Pendant les premières minutes de son nouveau film, Alejandro Gonzalez Inarritu semble convoquer Terrence Malick et Steven Spielberg à sa table. On croirait en effet son attaque d'un camp de trappeurs tout droit sortie du Nouveau Monde, et l'aspect viscéral d'une plage du débarquement. Sidérante, au plus près de l'action, crue, cette scène inaugurale inattendue colle le spectateur à son fauteuil. Pour mieux le fasciner ensuite. Car quand il reprend sa respiration, Inarritu le plonge au coeur d'un survival qui passe de manière habile du collectif à l'individuel, comme on retire la peau et la viande pour dégager l'os et le gratter.


The Revenant se resserre en effet assez vite sur son attraction principale : un Leonardo Di Caprio maltraité et en état de grâce. Mais sa performance serait vaine sans, en face de lui, un Tom Hardy moins monolithique qu'il n'y paraît dans son rôle de prédateur. Comme lors de l'attaque de l'ours qui lascère le corps de sa victime, il est ainsi installé comme un dominant par Inarritu, qui utilise d'ailleurs les mêmes angles de caméra pour le mettre en scène.


Glass, lui, régresse peu à peu à l'état animal, rampant et délaissant le langage. Il sera privé de tout ce qui fait de lui un homme. Il ne sera plus animé que par l'instinct. Et la volonté. Dans la vallée de l'ombre de la mort, là où les colons ont renoncé à l'humanité et où les indiens sont déjà instrumentalisés, pillés et empoisonnés par la civilisation. Alors que l'on parle beaucoup du Seigneur, la religion et ses valeurs sont elles aussi tombées sous les assauts de l'avidité et de la sauvagerie, comme en témoigne les décombres de cette église, ces images saintes démolies et outragées.

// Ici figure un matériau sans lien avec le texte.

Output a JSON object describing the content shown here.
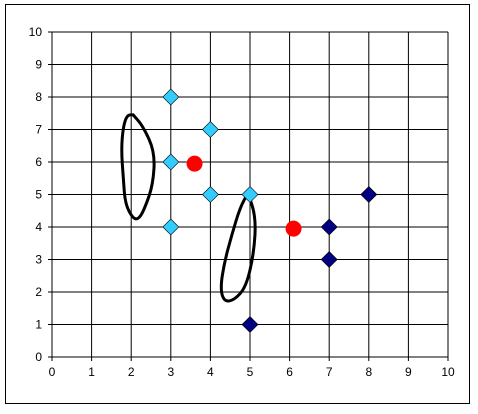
{
  "chart_data": {
    "type": "scatter",
    "title": "",
    "xlabel": "",
    "ylabel": "",
    "xlim": [
      0,
      10
    ],
    "ylim": [
      0,
      10
    ],
    "grid": true,
    "x_ticks": [
      "0",
      "1",
      "2",
      "3",
      "4",
      "5",
      "6",
      "7",
      "8",
      "9",
      "10"
    ],
    "y_ticks": [
      "0",
      "1",
      "2",
      "3",
      "4",
      "5",
      "6",
      "7",
      "8",
      "9",
      "10"
    ],
    "series": [
      {
        "marker": "diamond",
        "color": "#33ccff",
        "points": [
          [
            3,
            8
          ],
          [
            3,
            6
          ],
          [
            4,
            7
          ],
          [
            4,
            5
          ],
          [
            5,
            5
          ],
          [
            3,
            4
          ]
        ]
      },
      {
        "marker": "diamond",
        "color": "#000080",
        "points": [
          [
            7,
            4
          ],
          [
            7,
            3
          ],
          [
            8,
            5
          ],
          [
            5,
            1
          ]
        ]
      },
      {
        "marker": "circle",
        "color": "#ff0000",
        "points": [
          [
            3.6,
            5.95
          ],
          [
            6.1,
            3.95
          ]
        ]
      }
    ],
    "annotations": [
      {
        "shape": "hand-drawn loop",
        "color": "#000000",
        "points": [
          [
            2.05,
            7.45
          ],
          [
            2.3,
            7.1
          ],
          [
            2.6,
            6.3
          ],
          [
            2.55,
            5.3
          ],
          [
            2.35,
            4.6
          ],
          [
            2.2,
            4.25
          ],
          [
            2.05,
            4.25
          ],
          [
            1.85,
            4.7
          ],
          [
            1.8,
            5.5
          ],
          [
            1.75,
            6.4
          ],
          [
            1.8,
            7.1
          ],
          [
            1.9,
            7.45
          ],
          [
            2.05,
            7.45
          ]
        ]
      },
      {
        "shape": "hand-drawn loop",
        "color": "#000000",
        "points": [
          [
            4.95,
            5.05
          ],
          [
            5.15,
            4.3
          ],
          [
            5.1,
            3.2
          ],
          [
            4.9,
            2.15
          ],
          [
            4.6,
            1.75
          ],
          [
            4.35,
            1.7
          ],
          [
            4.25,
            2.1
          ],
          [
            4.35,
            2.9
          ],
          [
            4.55,
            3.8
          ],
          [
            4.75,
            4.6
          ],
          [
            4.95,
            5.05
          ]
        ]
      }
    ]
  }
}
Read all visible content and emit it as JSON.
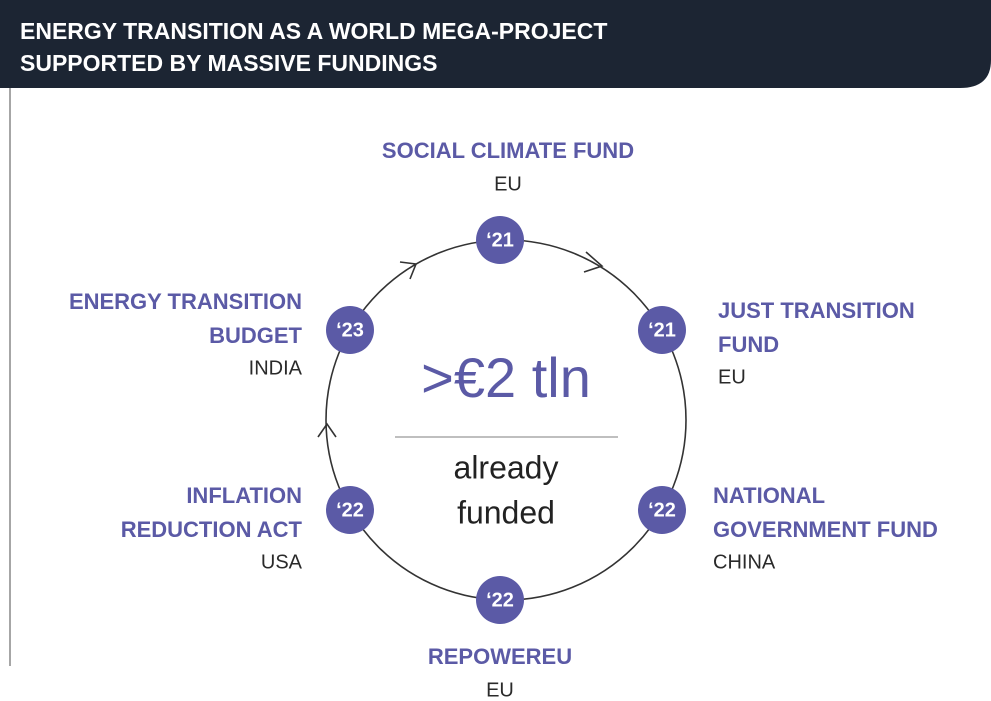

Les ruines ne sont pas que dans le coeur.


The Revenant est finalement une histoire de régression. Glass ne revient pas du royaume des morts. Il revient à un état primal. Inaritu filme l'humanité de ses personnages qui se meurt comme il filme les horribles blessures qui s'infectent du corps mutilé et meurtri de Leonardo Di Caprio : sans concession et sans fard, la vengeance ou la fuite comme unique boussole. Tout cela sous les yeux d'une nature aussi belle qu'impassible, érigée comme l'unique témoin de l'action quand la caméra porte brusquement aux cieux ou qu'elle s'éloigne de l'action. Le réalisateur joue avec elle en alternant sa mise en scène avec un point de vue étranglé quand il suit Glass dans sa survie, au plus près de son protagoniste, réduisant le champ de vision du spectateur.


La Nature devient dès lors aussi magnifique que macabre. La photographie d''Emmanuel Lubezki lui écrit un véritable poème épique. D'abord boueuse, aqueuse puis virginale, c'est elle, finalement, le personnage principal de The Revenant. Elle qui voit tout, qui entend tout, qui prend tout autant qu'elle donne. En témoigne cette carcasse de laquelle sort un Glass nu, image marquante dans un film qui les collectionne, seconde naissance du personnage après celle où il sort de la tombe dans laquelle Fitzgerald l'a précipité. La semence du duel final mise en terre, The Revenant s'applique, pendant deux heures trente, à secouer son spectateur, à l'hypnotiser dans une odyssée sensorielle tout aussi hallucinée que viscérale, entre beauté, violence et sauvagerie.


Behind_the_Mask, qui entend les flèches siffler.